You mentioned trees. Where does popular opinion fall on the question of wet or dry trees?

The issue of dry and wet trees is always an interesting one. Given the option, oil companies would much rather produce from dry trees. You have a higher capital expense, but a lower drilling cost. Also, flow assurance and intervention work is cheaper and easier. There is always this net present value/life-cycle cost battle being fought. Unless the wet tree concept can show a clear economic advantage, the option with dry trees will be preferred.

If the economics are already very tight, what is the effect of drilling and completing wells in deeper water?

Drilling is proceeding into depths of 9,000 ft. It is just a matter of time until large discoveries are made in 9,000 ft of water. The ability to drill these wells is there. It's the ability to produce, and produce robustly in those depths, that the industry is focusing on. In addition, costs must be dropped below economic hurdles, because it doesn't mater how deep the water is, if the per-barrel cost hurdles remain the same.

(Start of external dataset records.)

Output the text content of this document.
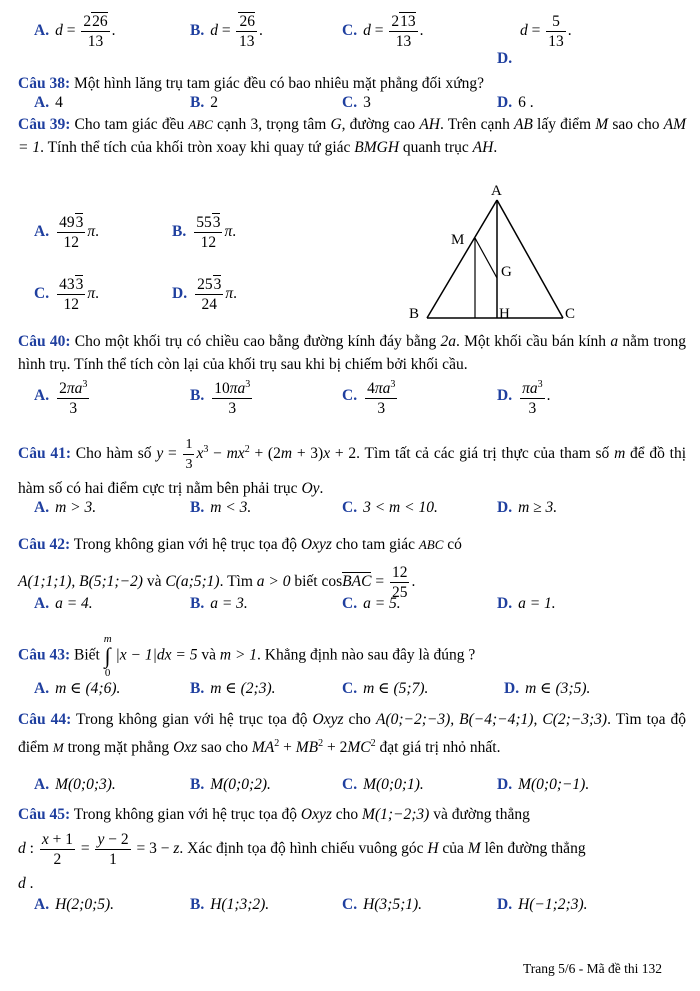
A. $d = \frac{226}{13}$ .	B. $d = \frac{26}{13}$ .	C. $d = \frac{213}{13}$ .	$d = \frac{5}{13}$ .
D.
Câu 38: Một hình lăng trụ tam giác đều có bao nhiêu mặt phẳng đối xứng?
A. 4	B. 2	C. 3	D. 6 .
Câu 39: Cho tam giác đều ABC cạnh 3, trọng tâm G, đường cao AH. Trên cạnh AB lấy điểm M sao cho AM = 1. Tính thể tích của khối tròn xoay khi quay tứ giác BMGH quanh trục AH.
A. $\frac{493}{12} \pi$.	B. $\frac{553}{12} \pi$.
C. $\frac{433}{12} \pi$.	D. $\frac{253}{24} \pi$.
A
M
G
B	H	C
Câu 40: Cho một khối trụ có chiều cao bằng đường kính đáy bằng 2a. Một khối cầu bán kính a nằm trong hình trụ. Tính thể tích còn lại của khối trụ sau khi bị chiếm bởi khối cầu.
A. $\frac{2\pi a^3}{3}$	B. $\frac{10\pi a^3}{3}$	C. $\frac{4\pi a^3}{3}$	D. $\frac{\pi a^3}{3}$ .
Câu 41: Cho hàm số $y = \frac{1}{3} x^3 - mx^2 + (2m + 3)x + 2$. Tìm tất cả các giá trị thực của tham số m để đồ thị hàm số có hai điểm cực trị nằm bên phải trục Oy.
A. m > 3.	B. m < 3.	C. 3 < m < 10.	D. m ≥ 3.
Câu 42: Trong không gian với hệ trục tọa độ Oxyz cho tam giác ABC có
A(1;1;1), B(5;1;−2) và C(a;5;1). Tìm a > 0 biết cosBAC = $\frac{12}{25}$ .
A. a = 4.	B. a = 3.	C. a = 5.	D. a = 1.
Câu 43: Biết
m
∫
0
|x − 1|dx = 5 và m > 1. Khẳng định nào sau đây là đúng ?
A. m ∈ (4;6).	B. m ∈ (2;3).	C. m ∈ (5;7).	D. m ∈ (3;5).
Câu 44: Trong không gian với hệ trục tọa độ Oxyz cho A(0;−2;−3), B(−4;−4;1), C(2;−3;3). Tìm tọa độ điểm M trong mặt phẳng Oxz sao cho $MA^2 + MB^2 + 2MC^2$ đạt giá trị nhỏ nhất.
A. M(0;0;3).	B. M(0;0;2).	C. M(0;0;1).	D. M(0;0;−1).
Câu 45: Trong không gian với hệ trục tọa độ Oxyz cho M(1;−2;3) và đường thẳng
d : $\frac{x + 1}{2} = \frac{y - 2}{1} = 3 - z$. Xác định tọa độ hình chiếu vuông góc H của M lên đường thẳng
d .
A. H(2;0;5).	B. H(1;3;2).	C. H(3;5;1).	D. H(−1;2;3).
Trang 5/6 - Mã đề thi 132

How can these costs be controlled?

The number one way to cut these costs is in drilling and completions, which represent about 30-40% of capital expense. It's the single largest chunk there is. A lot of work has gone into cutting drilling costs and the most effective way to do this is by reducing the number of wells drilled. The fewer wells you have to drill the lower, the cost will be. This can be done through multilateral technology and extended reach drilling. As new technologies develop, they will be key to driving down these costs. A lot of exploration and discovery drilling is performed by a fifth generation MODU with very high day rates. New riserless drilling concepts, preset moorings, and free-standing drilling risers will pave the way for second and third generation rigs to handle some of this work. These vessels will be much more economical.

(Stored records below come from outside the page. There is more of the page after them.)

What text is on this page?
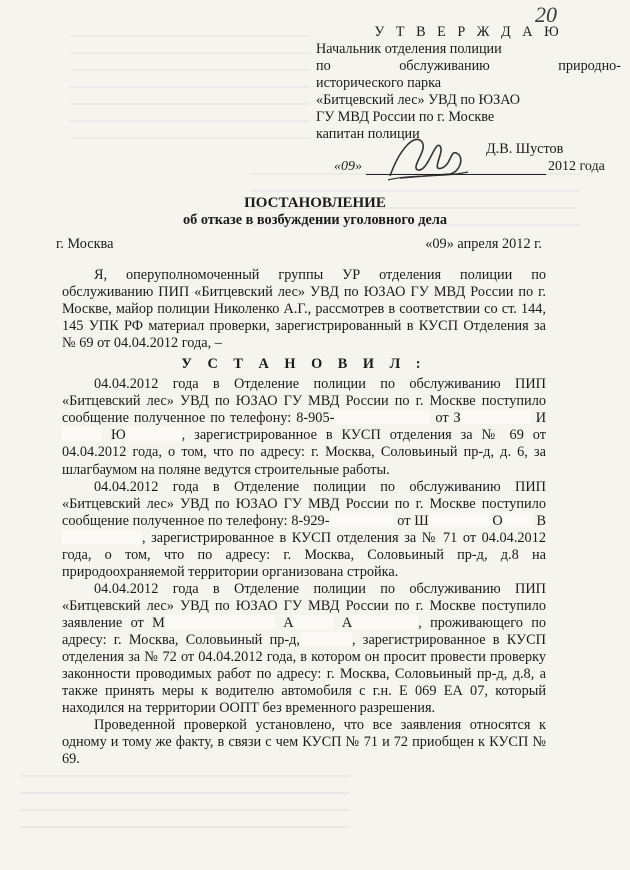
20
У Т В Е Р Ж Д А Ю
Начальник отделения полиции
по обслуживанию природно-
исторического парка
«Битцевский лес» УВД по ЮЗАО
ГУ МВД России по г. Москве
капитан полиции
Д.В. Шустов
«09»	2012 года
ПОСТАНОВЛЕНИЕ
об отказе в возбуждении уголовного дела
г. Москва	«09» апреля 2012 г.

Я, оперуполномоченный группы УР отделения полиции по обслуживанию ПИП «Битцевский лес» УВД по ЮЗАО ГУ МВД России по г. Москве, майор полиции Николенко А.Г., рассмотрев в соответствии со ст. 144, 145 УПК РФ материал проверки, зарегистрированный в КУСП Отделения за № 69 от 04.04.2012 года, –

У С Т А Н О В И Л :

04.04.2012 года в Отделение полиции по обслуживанию ПИП «Битцевский лес» УВД по ЮЗАО ГУ МВД России по г. Москве поступило сообщение полученное по телефону: 8-905-	от З	И Ю	, зарегистрированное в КУСП отделения за № 69 от 04.04.2012 года, о том, что по адресу: г. Москва, Соловьиный пр-д, д. 6, за шлагбаумом на поляне ведутся строительные работы.

04.04.2012 года в Отделение полиции по обслуживанию ПИП «Битцевский лес» УВД по ЮЗАО ГУ МВД России по г. Москве поступило сообщение полученное по телефону: 8-929-	от Ш	О В, зарегистрированное в КУСП отделения за № 71 от 04.04.2012 года, о том, что по адресу: г. Москва, Соловьиный пр-д, д.8 на природоохраняемой территории организована стройка.

04.04.2012 года в Отделение полиции по обслуживанию ПИП «Битцевский лес» УВД по ЮЗАО ГУ МВД России по г. Москве поступило заявление от М	А	А	, проживающего по адресу: г. Москва, Соловьиный пр-д,	, зарегистрированное в КУСП отделения за № 72 от 04.04.2012 года, в котором он просит провести проверку законности проводимых работ по адресу: г. Москва, Соловьиный пр-д, д.8, а также принять меры к водителю автомобиля с г.н. Е 069 ЕА 07, который находился на территории ООПТ без временного разрешения.

Проведенной проверкой установлено, что все заявления относятся к одному и тому же факту, в связи с чем КУСП № 71 и 72 приобщен к КУСП № 69.
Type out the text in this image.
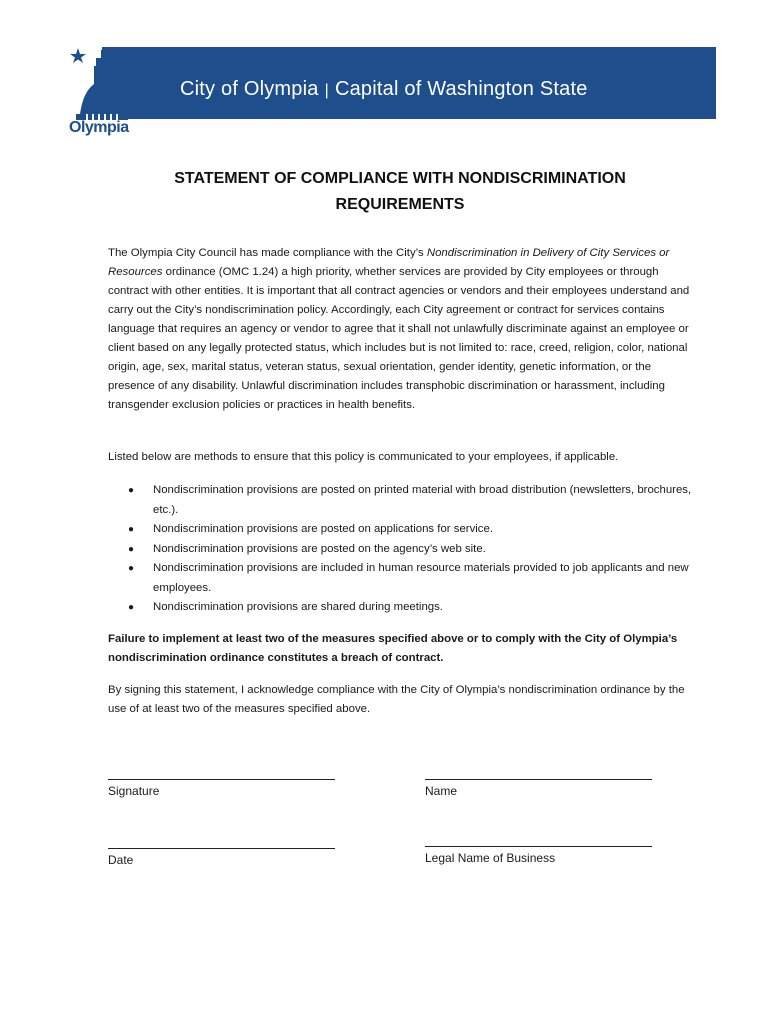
Olympia
City of Olympia | Capital of Washington State
STATEMENT OF COMPLIANCE WITH NONDISCRIMINATION
REQUIREMENTS

The Olympia City Council has made compliance with the City’s Nondiscrimination in Delivery of City Services or Resources ordinance (OMC 1.24) a high priority, whether services are provided by City employees or through contract with other entities. It is important that all contract agencies or vendors and their employees understand and carry out the City’s nondiscrimination policy. Accordingly, each City agreement or contract for services contains language that requires an agency or vendor to agree that it shall not unlawfully discriminate against an employee or client based on any legally protected status, which includes but is not limited to: race, creed, religion, color, national origin, age, sex, marital status, veteran status, sexual orientation, gender identity, genetic information, or the presence of any disability. Unlawful discrimination includes transphobic discrimination or harassment, including transgender exclusion policies or practices in health benefits.

Listed below are methods to ensure that this policy is communicated to your employees, if applicable.

● Nondiscrimination provisions are posted on printed material with broad distribution (newsletters, brochures, etc.).
● Nondiscrimination provisions are posted on applications for service.
● Nondiscrimination provisions are posted on the agency’s web site.
● Nondiscrimination provisions are included in human resource materials provided to job applicants and new employees.
● Nondiscrimination provisions are shared during meetings.

Failure to implement at least two of the measures specified above or to comply with the City of Olympia’s nondiscrimination ordinance constitutes a breach of contract.

By signing this statement, I acknowledge compliance with the City of Olympia’s nondiscrimination ordinance by the use of at least two of the measures specified above.

Signature	Name
Date	Legal Name of Business
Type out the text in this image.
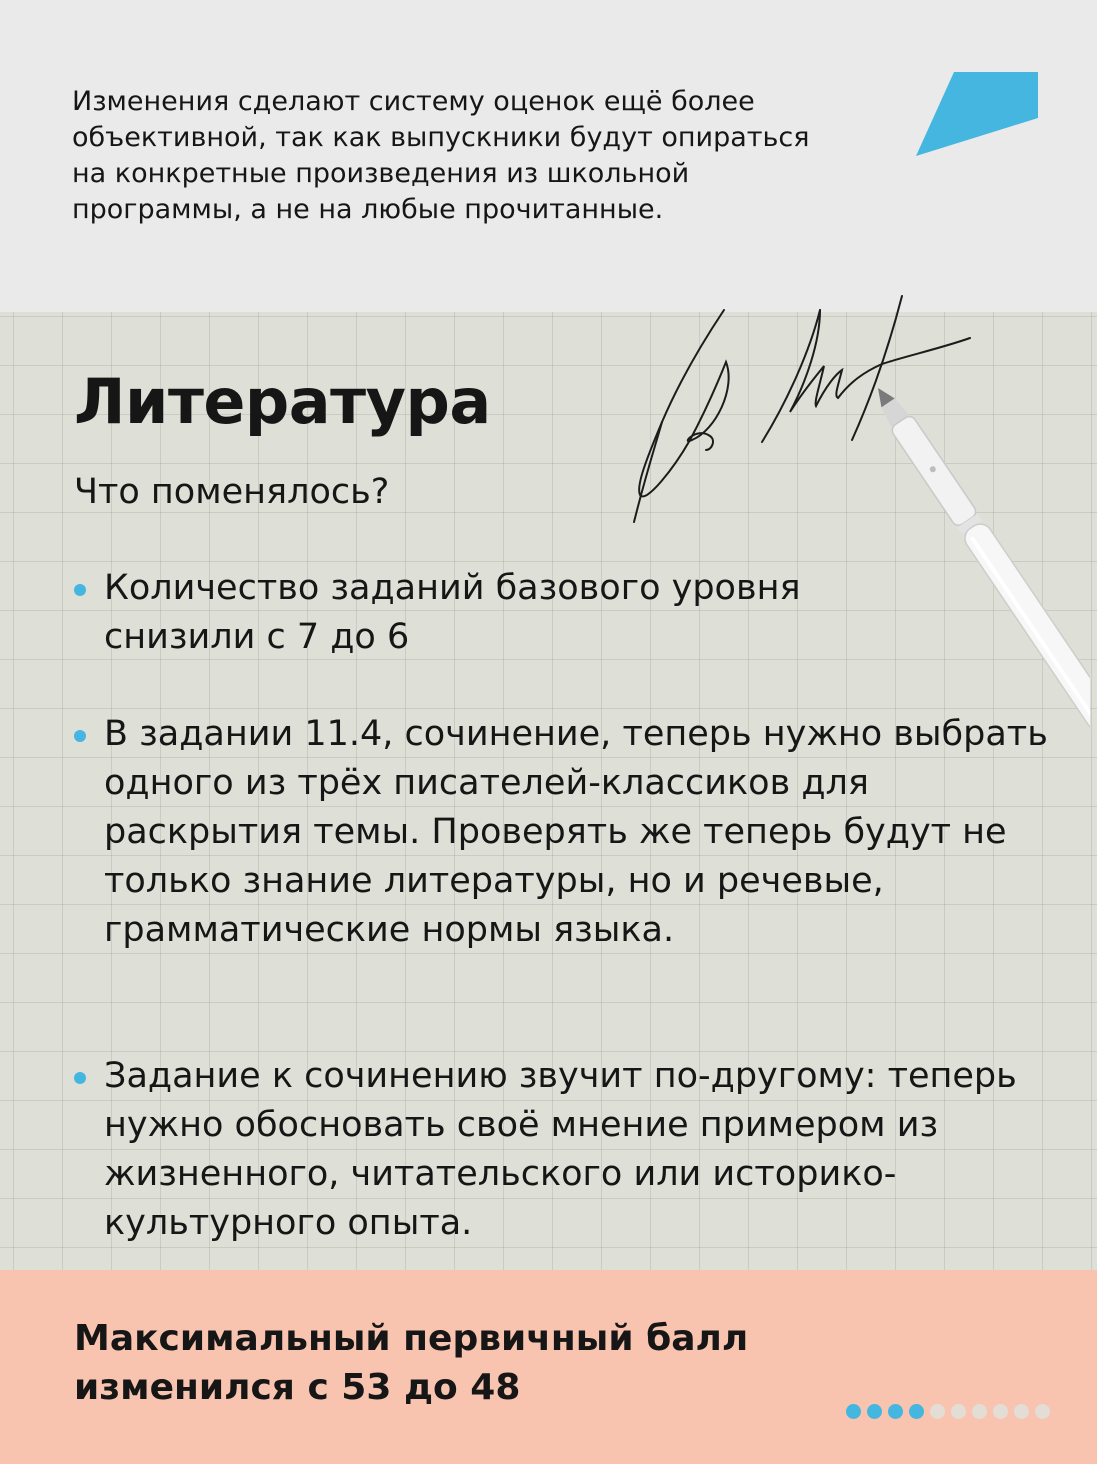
Изменения сделают систему оценок ещё более объективной, так как выпускники будут опираться на конкретные произведения из школьной программы, а не на любые прочитанные.

Литература
Что поменялось?
Количество заданий базового уровня снизили с 7 до 6
В задании 11.4, сочинение, теперь нужно выбрать одного из трёх писателей-классиков для раскрытия темы. Проверять же теперь будут не только знание литературы, но и речевые, грамматические нормы языка.
Задание к сочинению звучит по-другому: теперь нужно обосновать своё мнение примером из жизненного, читательского или историко-культурного опыта.

Максимальный первичный балл изменился с 53 до 48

When it comes to deepwater production, is the future Spars or TLPs?

If you're in 3,000 ft water depth or less, I think the capex (capital expenditure) is about the same for Spars and TLPs. It's really a question of customer preference. Shell is very comfortable with TLPs - they've standardized them. They have the cycle time down to a point where they are likely to have few surprises. Chevron, BP Amoco, and Exxon have all followed the spar path, starting with Genesis and following with Diana. They have perhaps been looking ahead, recognizing that the Spar is more versatile when it comes to moving into deeper water, while maintaining the use of dry trees.

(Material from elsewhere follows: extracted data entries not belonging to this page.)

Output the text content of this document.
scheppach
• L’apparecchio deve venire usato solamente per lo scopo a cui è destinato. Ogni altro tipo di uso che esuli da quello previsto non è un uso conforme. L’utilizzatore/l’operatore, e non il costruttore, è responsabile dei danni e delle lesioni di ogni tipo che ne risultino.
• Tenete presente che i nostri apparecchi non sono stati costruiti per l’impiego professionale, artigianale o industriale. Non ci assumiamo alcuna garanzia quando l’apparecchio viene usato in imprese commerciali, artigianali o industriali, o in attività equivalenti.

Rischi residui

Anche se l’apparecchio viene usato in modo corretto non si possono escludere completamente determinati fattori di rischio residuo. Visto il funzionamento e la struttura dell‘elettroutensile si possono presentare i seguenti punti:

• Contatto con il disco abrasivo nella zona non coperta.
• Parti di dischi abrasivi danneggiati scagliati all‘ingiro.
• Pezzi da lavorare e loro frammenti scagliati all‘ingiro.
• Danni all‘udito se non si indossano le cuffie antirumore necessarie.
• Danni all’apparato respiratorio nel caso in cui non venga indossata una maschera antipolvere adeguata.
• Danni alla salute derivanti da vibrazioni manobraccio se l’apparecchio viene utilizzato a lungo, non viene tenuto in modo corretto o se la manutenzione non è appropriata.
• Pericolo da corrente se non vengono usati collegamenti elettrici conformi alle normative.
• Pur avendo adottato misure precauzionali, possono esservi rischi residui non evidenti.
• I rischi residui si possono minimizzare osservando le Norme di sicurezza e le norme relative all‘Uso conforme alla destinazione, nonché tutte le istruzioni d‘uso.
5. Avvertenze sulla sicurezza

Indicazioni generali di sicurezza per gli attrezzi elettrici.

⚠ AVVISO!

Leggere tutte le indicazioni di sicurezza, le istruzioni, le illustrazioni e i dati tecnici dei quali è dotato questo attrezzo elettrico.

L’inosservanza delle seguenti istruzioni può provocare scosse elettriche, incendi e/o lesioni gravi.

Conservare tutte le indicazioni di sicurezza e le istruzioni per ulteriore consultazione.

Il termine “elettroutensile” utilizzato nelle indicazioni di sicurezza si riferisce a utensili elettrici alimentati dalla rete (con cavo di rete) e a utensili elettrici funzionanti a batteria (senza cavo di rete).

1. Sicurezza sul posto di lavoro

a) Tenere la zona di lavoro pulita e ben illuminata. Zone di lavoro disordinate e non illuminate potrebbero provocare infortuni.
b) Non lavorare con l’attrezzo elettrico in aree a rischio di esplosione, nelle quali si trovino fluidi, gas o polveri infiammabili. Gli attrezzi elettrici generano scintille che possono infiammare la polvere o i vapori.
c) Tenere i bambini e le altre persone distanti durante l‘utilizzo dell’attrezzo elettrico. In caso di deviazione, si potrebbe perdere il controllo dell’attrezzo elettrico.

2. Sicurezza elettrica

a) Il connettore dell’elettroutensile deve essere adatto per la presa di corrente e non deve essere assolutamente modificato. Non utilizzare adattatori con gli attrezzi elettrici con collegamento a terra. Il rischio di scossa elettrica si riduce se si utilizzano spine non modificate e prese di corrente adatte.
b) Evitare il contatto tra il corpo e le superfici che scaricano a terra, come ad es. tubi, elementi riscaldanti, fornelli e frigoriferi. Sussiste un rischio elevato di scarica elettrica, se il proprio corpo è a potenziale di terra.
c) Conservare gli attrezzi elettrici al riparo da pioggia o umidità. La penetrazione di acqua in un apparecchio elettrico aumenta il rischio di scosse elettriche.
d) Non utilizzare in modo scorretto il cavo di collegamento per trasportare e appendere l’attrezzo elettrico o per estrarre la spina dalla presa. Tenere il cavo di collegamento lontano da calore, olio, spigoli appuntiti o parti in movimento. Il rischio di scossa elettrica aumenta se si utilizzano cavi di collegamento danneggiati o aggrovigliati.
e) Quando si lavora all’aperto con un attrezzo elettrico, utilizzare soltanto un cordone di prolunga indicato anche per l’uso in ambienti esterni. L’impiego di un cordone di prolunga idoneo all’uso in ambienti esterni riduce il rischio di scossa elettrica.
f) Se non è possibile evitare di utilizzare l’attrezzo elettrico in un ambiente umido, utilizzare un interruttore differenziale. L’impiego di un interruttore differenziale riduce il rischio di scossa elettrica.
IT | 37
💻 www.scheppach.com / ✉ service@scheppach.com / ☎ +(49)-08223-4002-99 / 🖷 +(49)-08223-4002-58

When a producer has a prospect beyond 4,000-ft water depths, what are the options?

Wet tree solutions featuring semisubmersible or ship-shape production hubs will be attractive in ultra-deepwater. When a producer gets beyond 4,000 ft water depths, and a dry tree development is contemplated, then a Spar is likely, unless there is a breakthrough in tendon technology for TLPs, which industry is currently working on. The only other proven option out there currently is the mini-TLP. The choice between the two is very much payload dependent. For a large field with large topsides, the Spar would be the answer, but for smaller payloads, mini-TLPs do have the ability to compete with a Spar in water depths up to 6,000 ft.

Why is the payload a critical factor?

With larger payloads, you need to support the expanding deck, which requires multiple support points. This means multiple columns, and pontoons to interconnect them. With these additional elements, structural complexity goes up significantly. From a constructability standpoint, the single column with radial pontoons gives the mini-TLP an advantage over a full-sized TLP. A spar more easily absorbs the variable deck load than a TLP. Another feature that makes a spar attractive in deepwater and ultra-deepwater is the possibility for integrated storage built into the spar. This would offer a production solution involving shuttle tankers for transportation, rather than the expense of a deepwater export pipeline.